Treize. Je ne savais pas quand j'allais retourner en Espagne. J'avais quitté le pays il y a presque trois ans, au cours d'un long voyage en train depuis La Corogne. Là, le contexte était totalement différent. Avec ma fiancée, Karima, nous devions accompagner pendant quinze jours deux classes de la Maison Familiale et Rurale de Saint-Laurent-de-Chamousset en Baccalauréat Professionnel Services aux Personnes et aux Territoires (SAPAT). Nous partions sans les élèves qui étaient déjà présents sur place depuis une semaine. Il s'agit d'un projet Leonardo (qui s'appellera bientôt Erasmus Plus) que l'Union Européenne finance en bonne partie. Grégory, notre collègue formateur qui en était à l'initiative, avait sollicité cent euros aux familles. Les jeunes étaient ainsi placés en stage, grâce aux bonnes adresses de notre centre d'hébergement, Animación y Aventura, Calle San Rafael à Los Alcázares.
Le voyage aller a ressemblé à un petit périple comme je les aime. Evidemment, retrouver l'Espagne, une treizième fois, une superstition en moins, me permettait de prendre en main les opérations courantes, et surtout la confiance. En Algérie, Karima se faisait un plaisir de parler arabe, et elle avait été déçue. Car le français était présent presque partout. Et là, la situation était quasiment idéale pour moi.
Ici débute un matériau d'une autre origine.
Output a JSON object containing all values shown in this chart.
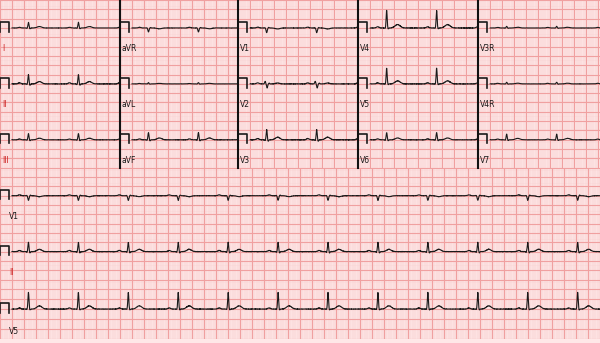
{
  "bg_color": "#FFE8E8",
  "grid_major_color": "#F0A0A0",
  "grid_minor_color": "#F8D0D0",
  "ecg_color": "#1a1a1a",
  "figsize": [
    6.0,
    3.43
  ],
  "dpi": 100,
  "lead_labels_row1": [
    "I",
    "aVR",
    "V1",
    "V4",
    "V3R"
  ],
  "lead_labels_row2": [
    "II",
    "aVL",
    "V2",
    "V5",
    "V4R"
  ],
  "lead_labels_row3": [
    "III",
    "aVF",
    "V3",
    "V6",
    "V7"
  ],
  "lead_labels_row4": [
    "V1"
  ],
  "lead_labels_row5": [
    "II"
  ],
  "lead_labels_row6": [
    "V5"
  ],
  "label_color_limb": "#CC2222",
  "label_color_precordial": "#1a1a1a"
}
Je ne voyagerai pas à l'avenir, si j'ai le choix, avec la compagnie aérienne Vueling. Il s'agit du Low Cost d'Iberia. Les avions sont certes propres et bien présentés, mais l'accueil réservé par les hôtesses est plutôt froid (équipage raide, pressé, assez peu serviable) et les phases de décollage et d'atterrissage sont tout aussi brutes. Sur des vols régionaux, le train reste concurrentiel compte tenu du temps d'attente à l'aéroport, surtout avant l'embarquement. L'aéroport du Prat a le gigantisme de Barajas (Madrid), surtout vu la longueur des terminaux, mais il a tout de même moins l'apparence d'une usine à gaz. Pour patienter, nous avons eu le choix du Tour de Catalogne cycliste et du spectacle des hommes de ménage, passant avec leurs petites mains dans les deux kilomètres du terminal. Après deux vols Lyon / Barcelone et Barcelone / Alicante courts et un peu mouvementés, nous avons été pris en charge par Salvador, un "taxieur", dans sa Mercedes, à 160 km / h de pointe. Nous avons ensuite été accueillis par Ignacio, le directeur du centre, dans une résidence familiale, avec Mercedes, Isabel et Encarni.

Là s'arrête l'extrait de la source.